Launch: The International Student Times

An award-winning Anglia Ruskin University graduate is putting her Masters degree into practise by launching a new Cambridge publication, The International Student Times.

Beth Jones (pictured below), who completed her MA in Publishing last year at Anglia Ruskin University, won the Cambridge University Press (CUP) Best Dissertation Award for her business plan to start a magazine for English Language students living in Cambridge. And Beth’s ambition has turned into reality as the first edition of The International Student Times is now hot off the press.

Beth, who lives in Trumpington, said: “It was a wonderful feeling to receive the CUP Dissertation Award and it was great to receive such enthusiasm for my plan and ideas. The business plan contained different things that I’ve learnt from my MA in Publishing and to receive this from CUP is fantastic as it means that other people also see merit in my idea.

“The interesting thing about the magazine is that the target age group will change during the year. During the summer holidays, many of the language schools are full of young students studying short-term English courses, but the rest of the year there tends to be more 18-25 year olds, although this varies between different schools according to what they provide.

“The feedback from the language schools I have delivered the first issue of the magazine to has been very positive. I’m now trying to get more contributions because the ethos of The International Student Times is that it’s written by English Language students, for English Language students.

“Would I have been at this stage of my career now without completing the course? No, definitely not. The course provided both a range of industry background information and technical knowledge that has been essential in helping me to plan processes in magazine production and business.

“It has also guided me in how to analyse all the manufacturing elements of publishing, and complex knowledge areas such as publishing law. I simply would not have had the required level of awareness about the industry, and working within it, without the course.”

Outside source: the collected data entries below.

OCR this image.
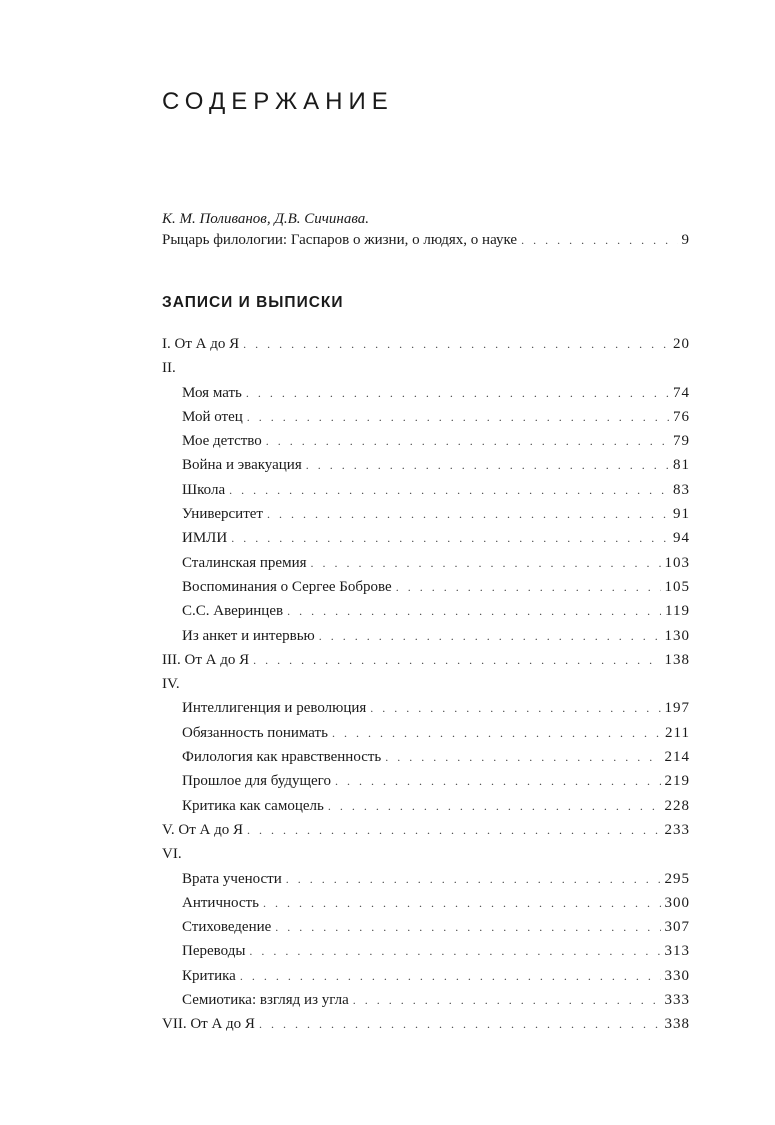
СОДЕРЖАНИЕ
К. М. Поливанов, Д.В. Сичинава.
Рыцарь филологии: Гаспаров о жизни, о людях, о науке . . .	9
ЗАПИСИ И ВЫПИСКИ
I. От А до Я . . .	20
II.
Моя мать . . .	74
Мой отец . . .	76
Мое детство . . .	79
Война и эвакуация . . .	81
Школа . . .	83
Университет . . .	91
ИМЛИ . . .	94
Сталинская премия . . .	103
Воспоминания о Сергее Боброве . . .	105
С.С. Аверинцев . . .	119
Из анкет и интервью . . .	130
III. От А до Я . . .	138
IV.
Интеллигенция и революция . . .	197
Обязанность понимать . . .	211
Филология как нравственность . . .	214
Прошлое для будущего . . .	219
Критика как самоцель . . .	228
V. От А до Я . . .	233
VI.
Врата учености . . .	295
Античность . . .	300
Стиховедение . . .	307
Переводы . . .	313
Критика . . .	330
Семиотика: взгляд из угла . . .	333
VII. От А до Я . . .	338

Beth’s dissertation has also been entered into the Association for Publishing Education’s annual best MA project prize, which is UK wide and offers the winner valuable coverage at the London Book Fair. Dr Samantha Rayner, who is the MA in Publishing Course Leader at Anglia Ruskin, said: “Beth’s commitment to the MA Publishing has been outstanding: in addition to winning the Cambridge University Press Best Dissertation prize, she has given time outside of the classroom to help run our first ever publishing conference, and launch CAMPUS, the Cambridge Publishing Society.

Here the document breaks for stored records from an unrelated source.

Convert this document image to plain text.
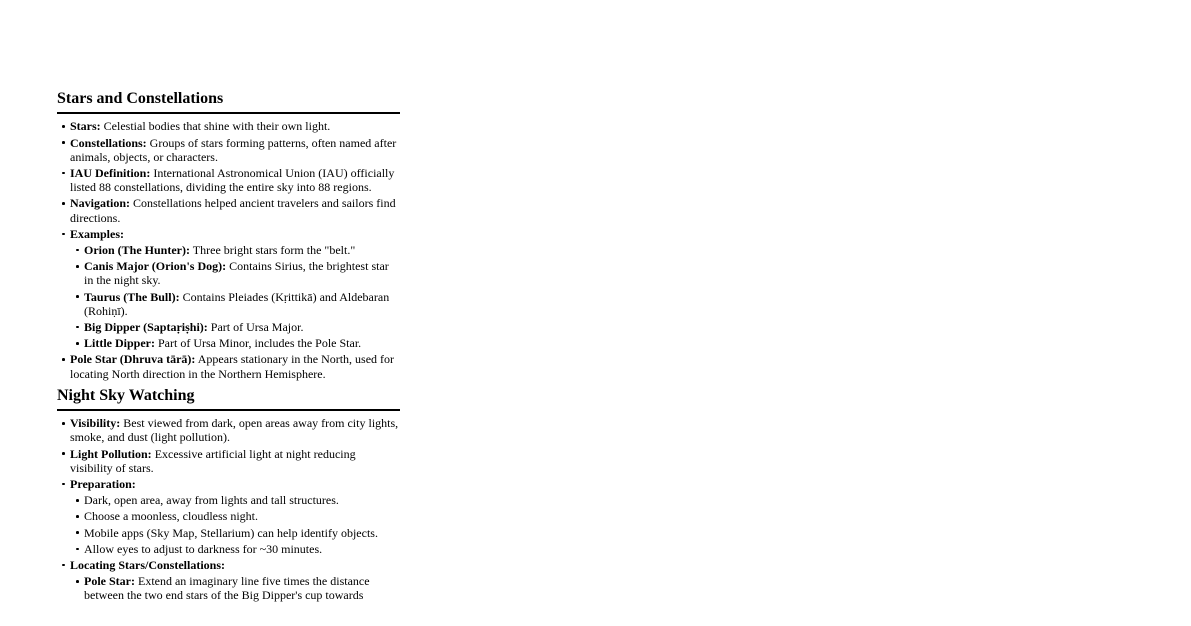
Stars and Constellations
Stars: Celestial bodies that shine with their own light.
Constellations: Groups of stars forming patterns, often named after animals, objects, or characters.
IAU Definition: International Astronomical Union (IAU) officially listed 88 constellations, dividing the entire sky into 88 regions.
Navigation: Constellations helped ancient travelers and sailors find directions.
Examples:
Orion (The Hunter): Three bright stars form the "belt."
Canis Major (Orion's Dog): Contains Sirius, the brightest star in the night sky.
Taurus (The Bull): Contains Pleiades (Kṛittikā) and Aldebaran (Rohiṇī).
Big Dipper (Saptaṛiṣhi): Part of Ursa Major.
Little Dipper: Part of Ursa Minor, includes the Pole Star.
Pole Star (Dhruva tārā): Appears stationary in the North, used for locating North direction in the Northern Hemisphere.
Night Sky Watching
Visibility: Best viewed from dark, open areas away from city lights, smoke, and dust (light pollution).
Light Pollution: Excessive artificial light at night reducing visibility of stars.
Preparation:
Dark, open area, away from lights and tall structures.
Choose a moonless, cloudless night.
Mobile apps (Sky Map, Stellarium) can help identify objects.
Allow eyes to adjust to darkness for ~30 minutes.
Locating Stars/Constellations:
Pole Star: Extend an imaginary line five times the distance between the two end stars of the Big Dipper's cup towards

“In the standard of her work, and her ability to network and present a professional, efficient approach in all she does, she is in every way an ideal example of the kind of excellence the MA in Publishing at Anglia Ruskin wishes to be known for within the publishing industry. I have absolute confidence that her new venture to publish an English Language Training magazine will be a success, and look forward to following her career as it develops!”